Her steady boyfriend left her a few days after her fortieth birthday, but even before then she had not lived with him here or anywhere else in a common residence. At most, they shared their bed for a few hours, occasionally, whimsically, on weekends. Since then, the aunt has had no partner, as they say, though from time to time she slept with one of her co-workers or her agent in Paris, a habit they kept up for many years. Her deeper and more clandestine passion was not ladies’ fashion, or men’s, but collecting pictures.
She collected the work of only a few painters, exclusively the pictures of living painters.
Whoever died ceased to exist for her because the excitements of the moment were gone along with the dead. And she didn’t collect oil paintings, only temperas, gouaches, tint drawings, and watercolors, nothing else, not even pencil drawings or etchings. In her apartment, she left virtually no visible signs of this passion, which was defined by her sophisticated business sense.
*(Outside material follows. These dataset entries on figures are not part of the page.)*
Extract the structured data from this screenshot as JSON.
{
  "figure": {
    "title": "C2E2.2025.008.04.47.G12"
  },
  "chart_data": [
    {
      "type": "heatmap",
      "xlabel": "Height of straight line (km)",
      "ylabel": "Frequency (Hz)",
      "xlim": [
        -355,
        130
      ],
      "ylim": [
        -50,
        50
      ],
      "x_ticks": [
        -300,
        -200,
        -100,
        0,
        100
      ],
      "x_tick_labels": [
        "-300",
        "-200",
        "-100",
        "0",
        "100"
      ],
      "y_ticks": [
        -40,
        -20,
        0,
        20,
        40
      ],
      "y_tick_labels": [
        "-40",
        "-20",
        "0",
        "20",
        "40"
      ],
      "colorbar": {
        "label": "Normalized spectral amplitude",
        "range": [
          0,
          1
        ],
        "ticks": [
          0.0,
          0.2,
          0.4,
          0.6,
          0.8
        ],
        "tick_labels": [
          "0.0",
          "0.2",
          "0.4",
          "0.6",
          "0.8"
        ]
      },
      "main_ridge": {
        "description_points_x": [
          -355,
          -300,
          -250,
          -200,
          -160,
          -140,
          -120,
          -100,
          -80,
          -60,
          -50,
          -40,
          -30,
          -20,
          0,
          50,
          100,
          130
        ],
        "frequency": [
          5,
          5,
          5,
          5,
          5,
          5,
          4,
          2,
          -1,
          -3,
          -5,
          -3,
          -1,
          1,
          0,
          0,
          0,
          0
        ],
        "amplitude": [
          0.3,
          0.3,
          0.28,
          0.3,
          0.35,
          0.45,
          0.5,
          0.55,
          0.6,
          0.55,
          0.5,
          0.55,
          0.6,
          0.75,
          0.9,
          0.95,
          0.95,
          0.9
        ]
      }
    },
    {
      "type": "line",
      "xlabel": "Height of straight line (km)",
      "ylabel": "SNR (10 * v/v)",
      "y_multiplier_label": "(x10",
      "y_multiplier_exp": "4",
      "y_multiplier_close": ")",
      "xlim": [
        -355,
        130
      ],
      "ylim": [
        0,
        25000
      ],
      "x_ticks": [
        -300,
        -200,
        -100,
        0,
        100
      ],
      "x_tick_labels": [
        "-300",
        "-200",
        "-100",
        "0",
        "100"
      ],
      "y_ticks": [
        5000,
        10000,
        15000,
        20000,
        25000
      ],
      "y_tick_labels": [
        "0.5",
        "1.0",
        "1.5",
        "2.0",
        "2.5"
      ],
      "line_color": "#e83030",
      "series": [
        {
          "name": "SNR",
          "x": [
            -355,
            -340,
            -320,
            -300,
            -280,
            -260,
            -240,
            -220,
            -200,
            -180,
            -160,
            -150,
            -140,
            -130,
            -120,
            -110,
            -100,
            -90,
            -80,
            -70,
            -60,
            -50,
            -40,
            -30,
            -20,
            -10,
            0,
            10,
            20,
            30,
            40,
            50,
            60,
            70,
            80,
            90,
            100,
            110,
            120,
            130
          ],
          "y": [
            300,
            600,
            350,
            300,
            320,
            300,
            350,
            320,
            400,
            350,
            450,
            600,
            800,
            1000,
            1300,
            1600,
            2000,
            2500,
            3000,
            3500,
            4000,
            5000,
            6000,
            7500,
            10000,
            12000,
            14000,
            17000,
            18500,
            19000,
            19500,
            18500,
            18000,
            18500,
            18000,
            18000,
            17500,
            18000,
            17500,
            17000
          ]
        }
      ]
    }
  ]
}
Although a few notable oil paintings adorned the apartment, of the works she so passionately collected she would hang only one for herself, and not necessarily the most important one. She would carefully change the chosen picture according to the state of her emotions, but to uninitiated eyes the changes could not have been conspicuous because, independently of their creators, the paintings quite closely resembled one another. She stored her collection in the humidity-controlled safe of a bank in Düsseldorf, and only her lawyer and the agent in charge of preparing her purchases knew this. Her agent was a Parisian, or rather a Belgian Fleming who lived in Paris, because the market was best seen from there, though the aunt dreamed of having agents also in Tokyo and New York. But for that, she needed to be richer or, who knows, maybe a bit more daring.
The cold tea clung in stripes to the inside of the cup. When the telephone on the dining table finally came to life, she let it ring for a long time. She slowly put down the cup; the silver bracelet clanked gently on her wrist.
It must have been a good ten years ago that she decided to dress only in black and wear, summer or winter, only silver. To go with this scheme, she painted her lips and nails a thick, excessively dark red, and gathered and almost completely concealed her hair with a kerchief tightly wrapped around her head. She always looked as if she were preparing to put on makeup. She had hundreds of kerchiefs in all shades of black and white. With their help, she bared her attractively symmetrical face, which reminded one of some extraordinary fruit, and her cambered, smooth, radiant forehead. She wore these black or white kerchiefs wrapped around her head, from under which her dark but obviously dyed hair peeked out a little, like some ornament or label advertising her proud personality. Her fingers were covered with rings, her wrists and arms with silver bracelets up to the elbows. She had a deep, penetrating, throaty voice, used to giving orders, but when speaking to her nephew or her agent in Paris, a handsome bald little man, she made an effort to restrain the power in her voice.
But whatever she tried to do, her personality overrode everything.
With these two people, however, she always behaved more cautiously than with others; she never risked anything, always speaking to them as if she were afraid of even momentary misunderstandings.
Döhring, she said quietly and firmly, while walking back to the window, carrying the telephone.
And this is the other Döhring, replied the young man at the other end of the line.
His aunt kept quiet, thinking she had better wait before saying anything.
It rang for so long I thought you’d never pick up, added the young man.
Why wouldn’t I pick it up, the aunt asked, cool and measured; she asked what happened.
I was just about to hang up, the young man said excitedly. I thought you might have gone out.
Where would I have gone, replied the aunt — and now the irritation was clear in her voice — after waiting for you for an hour and a half.
I only said that, the young man explained, stammering, because you didn’t pick up for so long.